Concerning your question 1:
Let's first clarify that when you write an $S^1$-equivariant $2n$-form as $\alpha=\omega_{2n}+\dots+\omega_0u^n$, you are fixing a basis $e_1$ for the Lie algebra $\mathfrak{g}=\mathrm{Lie}(\mathbb{S}^1)\cong\mathbb{R}$ and taking $u=e_1^*$, the dual covector, and the powers $u^n$ mean tensor powers $u\otimes\dots\otimes u$. It is good to also recall that the canonical grading of the Cartan complex counts the polynomial degree doubled (so in fact each term in $\alpha$ is an equivariant $2n$-form). This makes $d_{\mathfrak{g}}$ into a degree-$1$ derivation, so indeed $d_{\mathfrak{g}}\alpha$ is an equivariant $(2n+1)$-form, as you guessed. Finally, recall that if $\omega$ is invariant, then so are $d\omega$ and $i_{x^\#}\omega$.

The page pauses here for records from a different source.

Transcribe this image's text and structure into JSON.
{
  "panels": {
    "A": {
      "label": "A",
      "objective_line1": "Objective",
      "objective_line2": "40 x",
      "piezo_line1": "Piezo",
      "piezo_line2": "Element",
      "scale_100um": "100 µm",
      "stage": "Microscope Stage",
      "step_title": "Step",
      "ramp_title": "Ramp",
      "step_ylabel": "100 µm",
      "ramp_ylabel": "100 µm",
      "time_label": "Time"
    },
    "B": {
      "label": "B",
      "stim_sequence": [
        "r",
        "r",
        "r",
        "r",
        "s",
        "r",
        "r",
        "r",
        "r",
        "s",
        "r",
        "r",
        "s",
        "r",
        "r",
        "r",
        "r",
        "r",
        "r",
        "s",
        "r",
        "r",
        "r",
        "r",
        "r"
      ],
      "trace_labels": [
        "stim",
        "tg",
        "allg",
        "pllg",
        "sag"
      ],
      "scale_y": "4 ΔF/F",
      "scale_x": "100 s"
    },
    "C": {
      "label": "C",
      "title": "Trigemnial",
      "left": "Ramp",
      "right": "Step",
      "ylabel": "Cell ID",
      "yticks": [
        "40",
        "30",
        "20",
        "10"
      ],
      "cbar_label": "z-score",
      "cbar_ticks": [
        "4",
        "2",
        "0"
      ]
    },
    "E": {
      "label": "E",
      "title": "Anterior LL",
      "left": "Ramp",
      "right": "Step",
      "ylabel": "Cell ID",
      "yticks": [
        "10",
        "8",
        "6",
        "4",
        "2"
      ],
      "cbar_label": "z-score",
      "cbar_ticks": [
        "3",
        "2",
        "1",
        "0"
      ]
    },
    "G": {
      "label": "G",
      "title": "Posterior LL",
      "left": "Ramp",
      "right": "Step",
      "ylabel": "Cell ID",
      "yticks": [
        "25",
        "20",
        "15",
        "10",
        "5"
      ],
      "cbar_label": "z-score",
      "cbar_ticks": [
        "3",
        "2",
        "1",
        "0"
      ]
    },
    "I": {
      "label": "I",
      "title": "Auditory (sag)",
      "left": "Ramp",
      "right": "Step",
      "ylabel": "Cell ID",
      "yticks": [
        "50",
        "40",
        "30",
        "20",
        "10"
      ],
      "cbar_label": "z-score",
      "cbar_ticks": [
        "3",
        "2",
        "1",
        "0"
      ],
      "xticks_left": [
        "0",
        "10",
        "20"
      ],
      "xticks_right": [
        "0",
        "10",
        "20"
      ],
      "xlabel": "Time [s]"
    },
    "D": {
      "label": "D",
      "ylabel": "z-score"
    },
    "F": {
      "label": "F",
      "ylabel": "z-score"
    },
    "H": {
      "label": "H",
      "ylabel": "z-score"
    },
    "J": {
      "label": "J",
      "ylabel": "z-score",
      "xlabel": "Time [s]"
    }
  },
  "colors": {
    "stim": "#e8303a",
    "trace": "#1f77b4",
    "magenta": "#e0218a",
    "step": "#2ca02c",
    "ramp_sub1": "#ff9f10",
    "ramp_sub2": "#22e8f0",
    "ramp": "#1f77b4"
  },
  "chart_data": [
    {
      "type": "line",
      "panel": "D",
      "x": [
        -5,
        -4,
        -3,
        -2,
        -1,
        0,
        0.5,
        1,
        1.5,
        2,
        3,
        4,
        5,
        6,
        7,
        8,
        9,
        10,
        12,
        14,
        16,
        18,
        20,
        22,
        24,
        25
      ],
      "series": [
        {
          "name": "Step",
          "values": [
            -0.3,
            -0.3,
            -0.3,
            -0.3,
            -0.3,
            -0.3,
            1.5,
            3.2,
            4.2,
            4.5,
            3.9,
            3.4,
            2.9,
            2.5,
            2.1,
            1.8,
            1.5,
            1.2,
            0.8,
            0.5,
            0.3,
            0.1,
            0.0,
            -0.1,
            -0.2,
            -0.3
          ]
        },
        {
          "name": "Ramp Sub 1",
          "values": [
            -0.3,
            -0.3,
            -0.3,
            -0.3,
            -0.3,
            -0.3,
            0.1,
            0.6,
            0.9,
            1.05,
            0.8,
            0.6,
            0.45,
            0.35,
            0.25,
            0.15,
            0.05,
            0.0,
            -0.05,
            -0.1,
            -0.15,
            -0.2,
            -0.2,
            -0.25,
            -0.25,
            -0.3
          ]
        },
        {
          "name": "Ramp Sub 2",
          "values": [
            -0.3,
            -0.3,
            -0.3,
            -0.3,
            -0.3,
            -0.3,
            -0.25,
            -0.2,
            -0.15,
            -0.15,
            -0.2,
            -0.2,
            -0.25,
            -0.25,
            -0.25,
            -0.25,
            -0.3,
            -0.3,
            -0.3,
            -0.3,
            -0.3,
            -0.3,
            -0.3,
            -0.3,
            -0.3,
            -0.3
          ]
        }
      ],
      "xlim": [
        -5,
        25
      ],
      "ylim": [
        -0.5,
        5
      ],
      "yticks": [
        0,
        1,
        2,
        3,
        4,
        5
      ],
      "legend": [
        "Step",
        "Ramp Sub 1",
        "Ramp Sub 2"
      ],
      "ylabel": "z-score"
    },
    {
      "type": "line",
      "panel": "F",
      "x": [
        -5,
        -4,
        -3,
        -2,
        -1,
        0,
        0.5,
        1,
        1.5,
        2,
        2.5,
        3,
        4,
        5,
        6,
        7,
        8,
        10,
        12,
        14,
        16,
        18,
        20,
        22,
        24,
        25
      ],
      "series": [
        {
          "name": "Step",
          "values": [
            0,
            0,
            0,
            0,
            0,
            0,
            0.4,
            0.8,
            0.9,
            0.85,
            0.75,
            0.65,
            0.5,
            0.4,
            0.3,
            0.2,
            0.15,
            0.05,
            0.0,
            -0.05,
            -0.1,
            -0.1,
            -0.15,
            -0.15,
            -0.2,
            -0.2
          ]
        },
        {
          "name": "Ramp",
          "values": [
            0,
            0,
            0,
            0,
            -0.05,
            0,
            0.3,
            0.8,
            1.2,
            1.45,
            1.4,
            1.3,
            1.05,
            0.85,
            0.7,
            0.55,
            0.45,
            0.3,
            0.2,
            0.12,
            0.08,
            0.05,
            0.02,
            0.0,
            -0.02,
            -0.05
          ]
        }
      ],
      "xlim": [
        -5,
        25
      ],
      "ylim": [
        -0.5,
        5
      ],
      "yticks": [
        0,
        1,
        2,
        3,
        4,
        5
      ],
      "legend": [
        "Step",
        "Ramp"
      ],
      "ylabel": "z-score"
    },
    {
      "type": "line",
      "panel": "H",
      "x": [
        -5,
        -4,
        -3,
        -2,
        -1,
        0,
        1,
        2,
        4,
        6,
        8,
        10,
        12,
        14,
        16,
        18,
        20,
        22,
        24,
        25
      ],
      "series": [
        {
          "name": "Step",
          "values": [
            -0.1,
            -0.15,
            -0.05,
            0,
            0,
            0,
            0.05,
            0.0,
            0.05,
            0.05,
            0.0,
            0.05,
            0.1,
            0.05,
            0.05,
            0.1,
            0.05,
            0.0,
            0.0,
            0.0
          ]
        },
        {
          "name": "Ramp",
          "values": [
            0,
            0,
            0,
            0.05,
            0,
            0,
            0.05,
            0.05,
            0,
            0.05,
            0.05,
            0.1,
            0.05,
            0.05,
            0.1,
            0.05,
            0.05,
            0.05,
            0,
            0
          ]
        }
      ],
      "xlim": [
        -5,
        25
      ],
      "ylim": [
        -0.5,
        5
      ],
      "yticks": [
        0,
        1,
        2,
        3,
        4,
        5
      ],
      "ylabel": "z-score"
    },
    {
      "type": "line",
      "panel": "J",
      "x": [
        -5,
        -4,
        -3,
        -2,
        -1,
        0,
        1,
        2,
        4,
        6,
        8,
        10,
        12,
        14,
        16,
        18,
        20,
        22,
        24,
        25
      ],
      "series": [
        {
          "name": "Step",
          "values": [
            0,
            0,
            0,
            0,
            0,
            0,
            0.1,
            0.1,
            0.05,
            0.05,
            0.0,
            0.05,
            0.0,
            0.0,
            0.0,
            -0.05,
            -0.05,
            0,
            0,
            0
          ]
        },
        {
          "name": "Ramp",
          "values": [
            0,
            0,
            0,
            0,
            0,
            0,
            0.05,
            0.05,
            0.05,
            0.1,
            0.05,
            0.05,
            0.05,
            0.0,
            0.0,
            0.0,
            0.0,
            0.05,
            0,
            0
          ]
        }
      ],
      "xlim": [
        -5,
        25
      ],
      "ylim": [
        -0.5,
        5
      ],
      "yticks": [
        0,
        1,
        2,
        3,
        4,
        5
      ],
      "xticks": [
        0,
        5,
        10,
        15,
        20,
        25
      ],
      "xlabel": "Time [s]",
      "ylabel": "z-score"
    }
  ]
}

Instead of considering the equivariant $2$-form $\alpha_2=\omega_2+\omega_0u$, let us take an equivariant $4$-form $\alpha_4=\omega_4+\omega_2u+\omega_0u^2$, so that we have to work with the terms involving $i_{X^\#}$ when we take $d_{\mathfrak{g}}$ (which all vanish for $\alpha_2$). Notice that for $X\in\mathfrak{g}$ we have $X=u(X)e_1$, where $u(X)$ is the coordinate of $X$ in the basis $\{e_1\}$. Hence $$\alpha_4(X)=(\omega_4+\omega_2u+\omega_0u^2)X=\omega_4+u(X)\omega_2+u(X)^2\omega_0.$$ We also have $i_{X^\#}=u(X)i_{e_1^\#}$ (let's write $i_1:=i_{e_1^\#}$ for simplicity). Then \begin{align*}d_{\mathfrak{g}}\alpha(X) & = d(\alpha(X))+i_{X^\#}(\alpha(X))\\ & = d[\omega_4+u(X)\omega_2+u(X)^2\omega_0]+i_{X^\#}[\omega_4+u(X)\omega_2+u(X)^2\omega_0]\\ & = d\omega_4+u(X)d\omega_2+u(X)^2d\omega_0+u(X)i_1\omega_4+u(X)^2i_1\omega_2\\ & = d\omega_4+u(X)[d\omega_2+i_1\omega_4]+u(X)^2[d\omega_0+i_1\omega_2]\\ & = [d\omega_4+(d\omega_2+i_1\omega_4)u+(d\omega_0+i_1\omega_2)u^2](X).\end{align*} That is, $d_{\mathfrak{g}}\alpha=d\omega_4+(d\omega_2+i_1\omega_4)u+(d\omega_0+i_1\omega_2)u^2$. Notice that \begin{align*} \mathrm{deg}(d\omega_4) & =5,\\ \mathrm{deg}((d\omega_2+i_1\omega_4)u) =\mathrm{deg}(d\omega_2+i_1\omega_4)+\mathrm{deg}(u)=3+2 & =5,\\ \mathrm{deg}((d\omega_0+i_1\omega_2)u^2) =\mathrm{deg}(d\omega_0+i_1\omega_2)+\mathrm{deg}(u^2)=1+4 & =5. \end{align*} Hence $d_{\mathfrak{g}}\alpha$ is in fact an equivariant $5$-form.
Concerning your question 2, @Praphulla Koushik already made a good point in the comments: even if you could extend the $\mathbb{S}^1$-action to the whole $\mathbb{R}^n$, this would be in general a very weird action, certainly not linear. This would not help with the calculations, if that's what you had in mind.